Hinz also bristled at the premier's suggestion that medical professionals use "access to the media" and social media to engage with the community during the pandemic.
"Sir, we’ve been providing (guidance) all along, to the public but most importantly to you. We have wanted to provide collaboration and share our expertise, to let you know our concerns," Hinz said in her tweets, which also included links to open letters penned by physicians in the province throughout the pandemic.
"Today we are in our worst wave yet, but please don’t place any blame at our feet."
Saskatoon emergency physician Dr. Paul Olszynski said he was also discouraged by the premier’s comments as they take away from the educational work healthcare workers have already been doing throughout the pandemic both on social media and through media interviews.
“The reality is that we have seen an unprecedented level of engagement by the medical community, the healthcare community here in Saskatchewan, and it has not yet been acknowledged or promoted or supported in a meaningful way.”
Olszynski said the premier and his party have a wider reach and better access to people in the province who are vaccine hesitant or misinformed than many healthcare workers, and that his government can help inform people by retweeting and sharing posts made by physicians that are backed up by scientific evidence.
“We are in a critical fourth wave of this pandemic. There is a tremendous amount of suffering and death that is going to happen and that’s not something that we can change at this point at our current trajectory,” Olszynski said.
“This is the time for policy. (Healthcare workers) can continue to share, but I think it’s a deflection. I think the key here is that we need policies that have enforcement behind them.”
Saskatchewan Union of Nurses (SUN) president Tracy Zambory called Moe’s comments demoralizing and “tone deaf.”
“It was just a real blow to an already exhausted, tired workforce that has been showing up consistently since March 2020," she said.

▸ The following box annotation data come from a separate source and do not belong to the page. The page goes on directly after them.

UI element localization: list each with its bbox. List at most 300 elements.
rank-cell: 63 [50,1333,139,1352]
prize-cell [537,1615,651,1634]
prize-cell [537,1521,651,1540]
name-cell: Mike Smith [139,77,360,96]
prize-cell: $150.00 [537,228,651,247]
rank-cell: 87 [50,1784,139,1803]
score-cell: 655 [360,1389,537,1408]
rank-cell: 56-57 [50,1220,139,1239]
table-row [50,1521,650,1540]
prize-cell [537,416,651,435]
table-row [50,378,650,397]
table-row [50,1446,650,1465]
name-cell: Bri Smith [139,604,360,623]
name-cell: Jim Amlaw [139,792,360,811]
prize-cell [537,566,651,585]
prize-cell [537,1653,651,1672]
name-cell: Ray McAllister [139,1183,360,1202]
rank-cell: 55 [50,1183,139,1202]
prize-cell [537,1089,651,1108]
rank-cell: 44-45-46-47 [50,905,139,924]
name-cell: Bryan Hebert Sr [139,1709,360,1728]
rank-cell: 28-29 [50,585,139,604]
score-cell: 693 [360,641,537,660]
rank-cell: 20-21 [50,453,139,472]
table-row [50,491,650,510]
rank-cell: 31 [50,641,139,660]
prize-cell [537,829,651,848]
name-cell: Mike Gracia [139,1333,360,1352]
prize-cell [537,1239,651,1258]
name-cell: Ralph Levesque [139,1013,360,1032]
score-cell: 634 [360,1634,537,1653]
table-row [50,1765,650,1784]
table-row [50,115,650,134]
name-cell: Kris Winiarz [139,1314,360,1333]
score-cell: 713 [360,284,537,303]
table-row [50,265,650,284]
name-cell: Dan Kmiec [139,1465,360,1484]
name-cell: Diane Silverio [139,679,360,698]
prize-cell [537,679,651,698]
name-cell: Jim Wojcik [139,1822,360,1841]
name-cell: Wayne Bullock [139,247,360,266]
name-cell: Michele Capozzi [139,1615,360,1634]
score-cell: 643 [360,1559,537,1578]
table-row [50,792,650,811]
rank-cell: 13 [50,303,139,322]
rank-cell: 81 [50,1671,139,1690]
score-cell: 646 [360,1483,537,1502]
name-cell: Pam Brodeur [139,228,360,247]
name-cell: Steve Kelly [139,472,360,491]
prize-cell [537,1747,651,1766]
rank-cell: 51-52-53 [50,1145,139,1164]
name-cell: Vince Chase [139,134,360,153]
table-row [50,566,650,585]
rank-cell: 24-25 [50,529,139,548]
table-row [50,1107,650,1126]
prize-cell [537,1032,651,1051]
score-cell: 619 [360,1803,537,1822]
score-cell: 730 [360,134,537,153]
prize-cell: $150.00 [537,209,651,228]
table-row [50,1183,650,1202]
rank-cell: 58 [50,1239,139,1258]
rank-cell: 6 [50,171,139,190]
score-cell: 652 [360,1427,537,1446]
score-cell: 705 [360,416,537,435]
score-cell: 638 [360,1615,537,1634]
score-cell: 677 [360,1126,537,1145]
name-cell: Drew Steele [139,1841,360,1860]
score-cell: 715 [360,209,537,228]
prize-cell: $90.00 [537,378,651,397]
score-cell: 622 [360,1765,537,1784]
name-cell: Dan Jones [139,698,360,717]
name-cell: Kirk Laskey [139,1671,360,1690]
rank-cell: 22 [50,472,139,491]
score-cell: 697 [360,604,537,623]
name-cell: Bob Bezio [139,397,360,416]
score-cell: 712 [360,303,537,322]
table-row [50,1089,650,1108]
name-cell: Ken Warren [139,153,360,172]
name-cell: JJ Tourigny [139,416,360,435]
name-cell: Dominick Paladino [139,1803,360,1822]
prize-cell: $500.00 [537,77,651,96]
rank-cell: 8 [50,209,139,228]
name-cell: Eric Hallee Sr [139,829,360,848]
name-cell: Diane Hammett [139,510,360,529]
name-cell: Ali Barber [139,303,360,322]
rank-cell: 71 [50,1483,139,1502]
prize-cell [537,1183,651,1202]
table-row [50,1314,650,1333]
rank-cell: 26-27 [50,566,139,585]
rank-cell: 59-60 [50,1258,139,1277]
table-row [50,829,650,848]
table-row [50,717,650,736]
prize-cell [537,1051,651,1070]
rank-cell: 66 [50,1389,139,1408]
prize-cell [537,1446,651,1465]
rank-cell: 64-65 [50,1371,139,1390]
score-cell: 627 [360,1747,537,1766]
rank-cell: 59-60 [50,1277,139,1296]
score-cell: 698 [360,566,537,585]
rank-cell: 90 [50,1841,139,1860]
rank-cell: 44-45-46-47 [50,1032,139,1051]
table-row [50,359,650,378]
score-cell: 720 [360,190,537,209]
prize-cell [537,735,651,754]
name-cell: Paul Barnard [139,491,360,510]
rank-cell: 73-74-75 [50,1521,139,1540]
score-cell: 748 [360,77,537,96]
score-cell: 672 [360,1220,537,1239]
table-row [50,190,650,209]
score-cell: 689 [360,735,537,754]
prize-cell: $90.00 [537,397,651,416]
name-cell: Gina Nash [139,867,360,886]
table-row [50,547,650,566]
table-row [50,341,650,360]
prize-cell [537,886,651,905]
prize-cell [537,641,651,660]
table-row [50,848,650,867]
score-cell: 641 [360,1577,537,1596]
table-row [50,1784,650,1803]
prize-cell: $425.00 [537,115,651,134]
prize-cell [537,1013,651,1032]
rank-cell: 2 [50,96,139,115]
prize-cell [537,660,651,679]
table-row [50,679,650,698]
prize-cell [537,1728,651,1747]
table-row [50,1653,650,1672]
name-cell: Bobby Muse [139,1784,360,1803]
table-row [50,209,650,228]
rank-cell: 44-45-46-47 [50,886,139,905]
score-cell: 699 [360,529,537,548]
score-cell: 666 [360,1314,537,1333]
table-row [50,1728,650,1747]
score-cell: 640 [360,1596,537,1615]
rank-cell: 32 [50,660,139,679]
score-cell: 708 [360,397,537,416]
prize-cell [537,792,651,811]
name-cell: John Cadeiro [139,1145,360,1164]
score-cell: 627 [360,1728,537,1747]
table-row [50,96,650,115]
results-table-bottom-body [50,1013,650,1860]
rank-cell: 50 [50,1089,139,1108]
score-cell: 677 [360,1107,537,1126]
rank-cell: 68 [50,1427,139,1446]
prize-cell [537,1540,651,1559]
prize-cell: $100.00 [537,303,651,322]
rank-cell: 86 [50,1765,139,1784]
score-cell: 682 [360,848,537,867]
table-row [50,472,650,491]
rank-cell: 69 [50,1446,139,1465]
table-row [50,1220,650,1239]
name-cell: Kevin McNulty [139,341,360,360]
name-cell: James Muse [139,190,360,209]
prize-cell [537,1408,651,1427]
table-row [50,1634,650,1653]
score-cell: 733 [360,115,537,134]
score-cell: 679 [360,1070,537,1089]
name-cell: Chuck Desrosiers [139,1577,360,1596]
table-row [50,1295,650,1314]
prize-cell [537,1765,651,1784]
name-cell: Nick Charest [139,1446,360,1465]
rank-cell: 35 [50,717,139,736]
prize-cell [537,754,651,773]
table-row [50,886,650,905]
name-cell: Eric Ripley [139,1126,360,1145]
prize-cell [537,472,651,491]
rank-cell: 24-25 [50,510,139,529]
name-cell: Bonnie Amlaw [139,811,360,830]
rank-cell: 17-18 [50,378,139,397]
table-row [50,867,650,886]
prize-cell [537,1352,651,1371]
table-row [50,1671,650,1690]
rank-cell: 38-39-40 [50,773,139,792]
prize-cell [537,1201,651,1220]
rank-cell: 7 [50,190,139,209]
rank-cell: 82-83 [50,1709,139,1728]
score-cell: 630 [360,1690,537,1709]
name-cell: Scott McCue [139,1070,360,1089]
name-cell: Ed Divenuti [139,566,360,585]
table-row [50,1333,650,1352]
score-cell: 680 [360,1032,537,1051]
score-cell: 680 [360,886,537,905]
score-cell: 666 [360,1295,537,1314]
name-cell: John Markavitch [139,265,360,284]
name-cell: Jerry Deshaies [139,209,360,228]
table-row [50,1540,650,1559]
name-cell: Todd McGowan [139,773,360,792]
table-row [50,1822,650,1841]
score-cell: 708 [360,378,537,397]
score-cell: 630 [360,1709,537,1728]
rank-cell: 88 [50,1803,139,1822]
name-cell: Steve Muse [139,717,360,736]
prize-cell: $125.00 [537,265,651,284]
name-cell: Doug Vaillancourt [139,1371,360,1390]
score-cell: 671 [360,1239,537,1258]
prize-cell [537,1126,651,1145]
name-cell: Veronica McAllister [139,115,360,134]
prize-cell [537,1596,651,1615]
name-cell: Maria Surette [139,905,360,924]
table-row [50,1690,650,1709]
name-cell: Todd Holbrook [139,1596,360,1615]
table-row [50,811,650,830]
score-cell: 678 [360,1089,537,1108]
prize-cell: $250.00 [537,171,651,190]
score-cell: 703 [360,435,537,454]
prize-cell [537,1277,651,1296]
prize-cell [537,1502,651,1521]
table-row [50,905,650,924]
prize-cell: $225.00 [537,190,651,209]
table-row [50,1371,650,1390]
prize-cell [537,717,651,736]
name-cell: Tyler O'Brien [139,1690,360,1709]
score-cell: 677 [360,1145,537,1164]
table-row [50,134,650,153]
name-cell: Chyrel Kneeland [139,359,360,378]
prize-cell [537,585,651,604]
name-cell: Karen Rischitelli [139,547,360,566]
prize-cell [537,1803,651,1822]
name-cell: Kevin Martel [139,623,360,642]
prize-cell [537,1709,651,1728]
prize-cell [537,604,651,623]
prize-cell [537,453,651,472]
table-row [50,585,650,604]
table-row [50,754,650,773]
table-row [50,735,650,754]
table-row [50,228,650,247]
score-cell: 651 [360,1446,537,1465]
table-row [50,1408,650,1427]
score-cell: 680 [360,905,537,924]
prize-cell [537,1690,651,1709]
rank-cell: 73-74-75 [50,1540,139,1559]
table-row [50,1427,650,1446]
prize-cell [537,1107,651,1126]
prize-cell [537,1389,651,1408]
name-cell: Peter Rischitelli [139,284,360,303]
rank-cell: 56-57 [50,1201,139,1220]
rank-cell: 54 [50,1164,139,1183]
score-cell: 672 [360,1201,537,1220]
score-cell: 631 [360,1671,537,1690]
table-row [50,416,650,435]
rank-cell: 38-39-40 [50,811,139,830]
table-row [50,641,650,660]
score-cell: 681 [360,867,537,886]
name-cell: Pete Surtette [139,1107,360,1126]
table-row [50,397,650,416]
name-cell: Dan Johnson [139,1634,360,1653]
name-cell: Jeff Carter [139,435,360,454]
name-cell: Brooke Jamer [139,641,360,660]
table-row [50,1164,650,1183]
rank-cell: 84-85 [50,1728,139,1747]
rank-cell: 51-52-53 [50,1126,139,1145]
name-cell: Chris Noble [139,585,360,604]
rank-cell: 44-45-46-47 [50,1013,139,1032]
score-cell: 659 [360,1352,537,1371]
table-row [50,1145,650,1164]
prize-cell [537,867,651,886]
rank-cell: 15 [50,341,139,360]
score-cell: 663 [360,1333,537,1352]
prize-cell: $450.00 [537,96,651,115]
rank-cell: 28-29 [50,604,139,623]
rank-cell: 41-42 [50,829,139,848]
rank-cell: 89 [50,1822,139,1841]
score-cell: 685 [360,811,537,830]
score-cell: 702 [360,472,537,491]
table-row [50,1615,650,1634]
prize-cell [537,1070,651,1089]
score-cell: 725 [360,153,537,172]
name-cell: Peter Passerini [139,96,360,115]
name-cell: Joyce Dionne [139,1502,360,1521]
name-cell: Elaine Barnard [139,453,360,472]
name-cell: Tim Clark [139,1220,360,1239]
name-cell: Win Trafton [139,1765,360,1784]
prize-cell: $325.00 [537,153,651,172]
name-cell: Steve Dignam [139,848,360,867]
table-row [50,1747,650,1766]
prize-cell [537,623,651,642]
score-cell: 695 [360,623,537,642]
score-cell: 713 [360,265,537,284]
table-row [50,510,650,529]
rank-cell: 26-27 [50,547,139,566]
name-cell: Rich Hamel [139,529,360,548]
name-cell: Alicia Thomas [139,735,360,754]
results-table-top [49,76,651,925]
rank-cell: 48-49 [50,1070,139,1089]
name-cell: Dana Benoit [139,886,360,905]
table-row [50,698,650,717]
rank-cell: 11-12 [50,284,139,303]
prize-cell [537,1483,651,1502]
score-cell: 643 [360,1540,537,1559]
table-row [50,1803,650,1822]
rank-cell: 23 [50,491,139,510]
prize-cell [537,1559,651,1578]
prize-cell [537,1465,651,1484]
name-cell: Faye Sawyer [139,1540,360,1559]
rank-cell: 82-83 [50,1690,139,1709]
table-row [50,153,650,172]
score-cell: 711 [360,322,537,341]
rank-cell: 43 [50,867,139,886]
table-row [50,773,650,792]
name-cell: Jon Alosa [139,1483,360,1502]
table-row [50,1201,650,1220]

“Taking absolutely no responsibility for the fact that they are to be leading this pandemic and they’re not taking any advice from consummate professionals that show up everyday to keep patients safe in this province, like the registered nurses, like the physicians. So, now we find ourselves in a very, very critical situation where we’re going to have to start making some heartbreaking decisions,” she told CTV News.
“The frontline workers deserve some respect, they deserve to be listened to. They deserve to be listened to when we tell you that these public health measures right now haven’t gone far enough.”
In a statement to CTV News Wednesday, Moe’s press secretary Julie Legott said Saskatchewan residents, including those in the medical community, can engage with their government on policies that have been put in place.
“We would ask Saskatchewan’s professional medical community to further engage directly with individuals to combat the misinformation that is being communicated through various channels. There is an opportunity for our medical professionals to discuss the benefits to individuals of being fully vaccinated and the benefits to society of having more people vaccinated,” the statement said.